Like other reviews, our study has several limitations. First, given the heterogeneous populations, case definitions, work tasks and study designs of the included studies, our estimated 1-year prevalence should be interpreted with caution. Specifically, the current meta-analysis defined pain cases as having at least one episode of pain/MSS in the last year. The use of such a lenient case definition for meta-analysis without considering other factors (e.g., pain intensity, frequency, duration, work-related disability, or work absence) might have limited the generalizability of the meta-analysis results (Bedouch et al. 2012). Previous epidemiological research has shown that using different case definitions (e.g. based on pain intensity or frequency) to evaluate the MSS prevalence of a given population would lead to different conclusions (Beaton et al. 2000; Village 2000; Hegmann et al. 2014). Although using a more specific case definition (Table 1) in the current meta-analysis could have improved the generalizability and homogeneity of findings specific to the case definition, such approach would have also excluded many primary studies from the meta-analysis. To improve future meta-analyses, future epidemiological studies should use standardized case definitions to evaluate the prevalence of MSS in the construction industry. Second, since many included studies adopted self-reported prevalence without validated medical examinations, their reported prevalence might have been underestimated/overestimated. Third, 29 out of the 35 included studies did not report non-respondents’ characteristics, which might represent a group with distinct MSS prevalence.
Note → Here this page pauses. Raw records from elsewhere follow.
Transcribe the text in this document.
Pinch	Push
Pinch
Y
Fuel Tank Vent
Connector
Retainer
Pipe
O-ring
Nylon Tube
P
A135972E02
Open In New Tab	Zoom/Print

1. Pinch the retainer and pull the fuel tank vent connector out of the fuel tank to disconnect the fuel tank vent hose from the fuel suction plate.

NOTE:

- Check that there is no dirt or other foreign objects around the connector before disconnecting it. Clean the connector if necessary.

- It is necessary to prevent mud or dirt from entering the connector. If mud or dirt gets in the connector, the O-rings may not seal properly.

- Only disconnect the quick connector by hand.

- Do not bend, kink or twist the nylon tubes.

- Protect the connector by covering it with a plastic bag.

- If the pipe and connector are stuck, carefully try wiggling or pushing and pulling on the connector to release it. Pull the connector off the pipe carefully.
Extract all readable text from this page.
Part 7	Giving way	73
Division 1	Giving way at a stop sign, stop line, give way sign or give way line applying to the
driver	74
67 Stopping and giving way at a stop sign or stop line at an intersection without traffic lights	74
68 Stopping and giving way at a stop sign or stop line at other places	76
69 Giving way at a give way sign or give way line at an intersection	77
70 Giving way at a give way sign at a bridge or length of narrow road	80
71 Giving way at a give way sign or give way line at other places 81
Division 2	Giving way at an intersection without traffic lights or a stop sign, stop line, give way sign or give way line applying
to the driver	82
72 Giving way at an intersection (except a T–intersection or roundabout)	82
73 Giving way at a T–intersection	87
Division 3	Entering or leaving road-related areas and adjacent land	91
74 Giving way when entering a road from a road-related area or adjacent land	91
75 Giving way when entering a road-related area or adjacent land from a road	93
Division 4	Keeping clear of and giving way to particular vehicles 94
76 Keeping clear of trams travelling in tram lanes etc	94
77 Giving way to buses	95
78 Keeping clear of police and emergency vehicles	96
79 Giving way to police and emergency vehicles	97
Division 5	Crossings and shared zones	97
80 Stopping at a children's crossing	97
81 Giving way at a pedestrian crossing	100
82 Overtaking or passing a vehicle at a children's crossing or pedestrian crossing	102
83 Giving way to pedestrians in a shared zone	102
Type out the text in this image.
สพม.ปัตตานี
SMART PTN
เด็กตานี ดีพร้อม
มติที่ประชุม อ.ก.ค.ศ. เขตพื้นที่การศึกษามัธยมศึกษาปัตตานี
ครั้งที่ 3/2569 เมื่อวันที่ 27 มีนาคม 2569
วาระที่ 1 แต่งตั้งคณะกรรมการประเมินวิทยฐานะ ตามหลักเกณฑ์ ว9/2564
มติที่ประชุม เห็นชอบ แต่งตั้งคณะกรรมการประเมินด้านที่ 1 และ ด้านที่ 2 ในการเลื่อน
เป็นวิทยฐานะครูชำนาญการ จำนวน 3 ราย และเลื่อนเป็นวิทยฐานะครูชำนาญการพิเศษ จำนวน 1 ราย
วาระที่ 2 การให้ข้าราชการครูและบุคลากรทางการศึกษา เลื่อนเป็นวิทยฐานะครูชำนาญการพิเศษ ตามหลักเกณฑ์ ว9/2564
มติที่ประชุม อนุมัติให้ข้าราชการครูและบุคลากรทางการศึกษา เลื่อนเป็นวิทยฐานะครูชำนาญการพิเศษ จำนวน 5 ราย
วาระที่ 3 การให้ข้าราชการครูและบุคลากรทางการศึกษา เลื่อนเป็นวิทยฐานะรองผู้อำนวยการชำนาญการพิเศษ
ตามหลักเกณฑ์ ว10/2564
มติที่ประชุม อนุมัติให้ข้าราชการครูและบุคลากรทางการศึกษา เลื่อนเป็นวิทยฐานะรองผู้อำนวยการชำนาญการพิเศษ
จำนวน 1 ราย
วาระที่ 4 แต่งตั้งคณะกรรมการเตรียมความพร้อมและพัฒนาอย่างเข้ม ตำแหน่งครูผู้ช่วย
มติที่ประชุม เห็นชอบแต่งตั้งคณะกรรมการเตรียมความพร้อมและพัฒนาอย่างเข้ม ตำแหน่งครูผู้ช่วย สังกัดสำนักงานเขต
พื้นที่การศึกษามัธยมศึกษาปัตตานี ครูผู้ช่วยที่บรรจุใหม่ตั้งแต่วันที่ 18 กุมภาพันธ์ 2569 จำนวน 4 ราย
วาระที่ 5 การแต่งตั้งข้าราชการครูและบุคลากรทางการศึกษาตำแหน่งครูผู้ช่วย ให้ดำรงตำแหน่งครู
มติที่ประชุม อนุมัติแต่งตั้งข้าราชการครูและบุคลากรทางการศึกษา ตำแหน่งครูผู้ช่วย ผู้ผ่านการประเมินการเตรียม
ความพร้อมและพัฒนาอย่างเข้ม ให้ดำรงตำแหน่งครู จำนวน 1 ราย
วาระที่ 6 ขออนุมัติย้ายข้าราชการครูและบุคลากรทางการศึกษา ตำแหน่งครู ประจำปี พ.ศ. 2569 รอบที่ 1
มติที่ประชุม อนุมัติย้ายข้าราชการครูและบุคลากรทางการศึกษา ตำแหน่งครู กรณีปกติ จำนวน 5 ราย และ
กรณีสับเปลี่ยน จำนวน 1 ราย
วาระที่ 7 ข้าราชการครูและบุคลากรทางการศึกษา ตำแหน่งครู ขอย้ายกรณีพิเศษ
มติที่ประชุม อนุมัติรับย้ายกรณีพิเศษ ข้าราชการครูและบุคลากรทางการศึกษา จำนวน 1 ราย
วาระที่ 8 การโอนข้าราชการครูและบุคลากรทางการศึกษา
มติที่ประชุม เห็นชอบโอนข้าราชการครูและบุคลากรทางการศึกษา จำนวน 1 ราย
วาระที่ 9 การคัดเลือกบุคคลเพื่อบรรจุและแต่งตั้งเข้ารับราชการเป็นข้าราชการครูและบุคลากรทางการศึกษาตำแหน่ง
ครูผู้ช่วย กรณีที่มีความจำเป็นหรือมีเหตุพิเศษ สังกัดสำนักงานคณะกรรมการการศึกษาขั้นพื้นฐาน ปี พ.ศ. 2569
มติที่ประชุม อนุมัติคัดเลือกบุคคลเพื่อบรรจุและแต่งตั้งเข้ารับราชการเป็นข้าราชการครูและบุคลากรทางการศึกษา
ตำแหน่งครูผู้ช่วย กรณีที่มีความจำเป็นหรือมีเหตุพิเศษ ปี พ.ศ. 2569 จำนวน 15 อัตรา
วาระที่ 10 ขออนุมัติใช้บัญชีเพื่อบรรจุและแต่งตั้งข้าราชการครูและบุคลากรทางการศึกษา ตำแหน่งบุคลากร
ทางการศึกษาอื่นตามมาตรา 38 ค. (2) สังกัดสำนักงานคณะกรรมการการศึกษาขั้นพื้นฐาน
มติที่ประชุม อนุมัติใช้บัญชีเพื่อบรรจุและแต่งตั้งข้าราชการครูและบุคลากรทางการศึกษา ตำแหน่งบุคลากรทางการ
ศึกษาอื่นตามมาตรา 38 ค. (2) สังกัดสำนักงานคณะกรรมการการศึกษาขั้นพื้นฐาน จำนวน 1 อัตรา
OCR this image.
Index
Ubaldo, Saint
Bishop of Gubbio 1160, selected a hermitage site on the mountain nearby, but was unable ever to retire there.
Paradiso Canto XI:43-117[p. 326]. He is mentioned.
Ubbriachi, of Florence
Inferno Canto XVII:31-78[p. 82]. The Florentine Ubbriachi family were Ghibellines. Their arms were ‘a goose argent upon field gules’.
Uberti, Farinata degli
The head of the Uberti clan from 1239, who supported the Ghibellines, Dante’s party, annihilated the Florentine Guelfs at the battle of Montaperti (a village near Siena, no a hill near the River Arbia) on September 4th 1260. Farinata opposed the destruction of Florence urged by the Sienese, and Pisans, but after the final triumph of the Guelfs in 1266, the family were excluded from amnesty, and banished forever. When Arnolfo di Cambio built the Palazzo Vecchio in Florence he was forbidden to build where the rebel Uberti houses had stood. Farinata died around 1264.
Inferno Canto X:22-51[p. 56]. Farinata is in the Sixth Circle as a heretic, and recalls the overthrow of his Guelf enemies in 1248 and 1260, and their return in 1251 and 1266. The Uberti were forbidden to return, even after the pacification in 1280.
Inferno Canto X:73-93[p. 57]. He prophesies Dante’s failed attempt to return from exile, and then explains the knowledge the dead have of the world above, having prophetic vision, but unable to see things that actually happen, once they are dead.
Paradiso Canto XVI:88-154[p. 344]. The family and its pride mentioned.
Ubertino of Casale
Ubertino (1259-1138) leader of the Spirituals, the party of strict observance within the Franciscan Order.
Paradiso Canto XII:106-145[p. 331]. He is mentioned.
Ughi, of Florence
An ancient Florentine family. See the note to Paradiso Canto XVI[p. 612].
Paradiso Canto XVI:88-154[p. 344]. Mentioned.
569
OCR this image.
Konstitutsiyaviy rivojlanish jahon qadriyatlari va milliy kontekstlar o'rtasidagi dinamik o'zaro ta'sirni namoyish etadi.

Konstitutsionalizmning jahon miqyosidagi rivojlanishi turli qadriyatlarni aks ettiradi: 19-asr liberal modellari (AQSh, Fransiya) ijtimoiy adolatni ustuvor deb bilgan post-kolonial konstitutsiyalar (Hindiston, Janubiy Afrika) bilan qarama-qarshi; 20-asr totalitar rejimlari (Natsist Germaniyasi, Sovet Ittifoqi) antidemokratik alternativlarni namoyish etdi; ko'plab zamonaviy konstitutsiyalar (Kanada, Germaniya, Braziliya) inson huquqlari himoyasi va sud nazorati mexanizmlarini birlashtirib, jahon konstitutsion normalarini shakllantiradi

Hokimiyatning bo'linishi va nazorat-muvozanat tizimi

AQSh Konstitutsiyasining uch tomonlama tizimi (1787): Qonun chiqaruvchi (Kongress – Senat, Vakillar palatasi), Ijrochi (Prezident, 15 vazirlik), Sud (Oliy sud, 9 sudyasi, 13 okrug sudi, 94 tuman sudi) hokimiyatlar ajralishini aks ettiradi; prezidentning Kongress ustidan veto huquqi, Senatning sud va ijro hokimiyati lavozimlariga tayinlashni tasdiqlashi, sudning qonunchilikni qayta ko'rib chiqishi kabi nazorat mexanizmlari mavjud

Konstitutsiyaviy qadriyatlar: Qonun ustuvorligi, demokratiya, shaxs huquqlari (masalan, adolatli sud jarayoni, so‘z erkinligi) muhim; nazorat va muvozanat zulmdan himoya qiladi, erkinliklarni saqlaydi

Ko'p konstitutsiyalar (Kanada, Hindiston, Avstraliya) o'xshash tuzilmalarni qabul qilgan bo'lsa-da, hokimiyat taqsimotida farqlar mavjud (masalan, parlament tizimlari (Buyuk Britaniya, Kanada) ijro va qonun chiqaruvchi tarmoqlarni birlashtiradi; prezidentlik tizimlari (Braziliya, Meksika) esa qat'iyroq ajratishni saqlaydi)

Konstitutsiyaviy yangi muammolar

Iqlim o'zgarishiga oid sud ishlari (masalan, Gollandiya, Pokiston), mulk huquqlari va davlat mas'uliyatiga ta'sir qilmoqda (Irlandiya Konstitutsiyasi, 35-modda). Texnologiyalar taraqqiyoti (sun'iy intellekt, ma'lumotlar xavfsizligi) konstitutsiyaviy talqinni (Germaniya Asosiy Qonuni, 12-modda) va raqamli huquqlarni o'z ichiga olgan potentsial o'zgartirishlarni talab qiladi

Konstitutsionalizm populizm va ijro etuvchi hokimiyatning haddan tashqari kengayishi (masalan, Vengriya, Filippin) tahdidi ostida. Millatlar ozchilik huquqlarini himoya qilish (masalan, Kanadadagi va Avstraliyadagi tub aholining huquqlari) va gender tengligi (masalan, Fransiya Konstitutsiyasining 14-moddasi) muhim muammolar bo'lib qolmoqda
Fourth, since included studies used inconsistent study protocols and period prevalence, future studies should adopt standardized measurement tools and study protocols to enable between-study comparisons.

Implications

Despite the limitations, our review has strong implications for construction managers, ergonomists, policy makers and researchers. The results signify that more than half of the construction workforce face lumbar MSS, nearly one-third of them face knee, shoulder and wrist MSS annually. These figures underscore the necessity of deriving relevant policies and developing/implementing effective prevention strategies to attenuate the prevalence of work-related MSS in the construction industry.

Conclusions

This is the first systematic review to synthesize the prevalence of various MSS in the construction industry. Lumbar, knee, shoulder and wrist MSS are consistently found to be the most prevalent among construction workers. Existing evidence suggests that female construction workers may be more vulnerable to work-related MSS although the relation between age and MSS prevalence among construction workers remains unclear. Collectively, further prevalence and mechanistic studies are warranted to identify the prevalence and underlying causes of different work-related MSS in various construction trades so that effective prevention and treatment strategies for these MSS can be developed/implemented.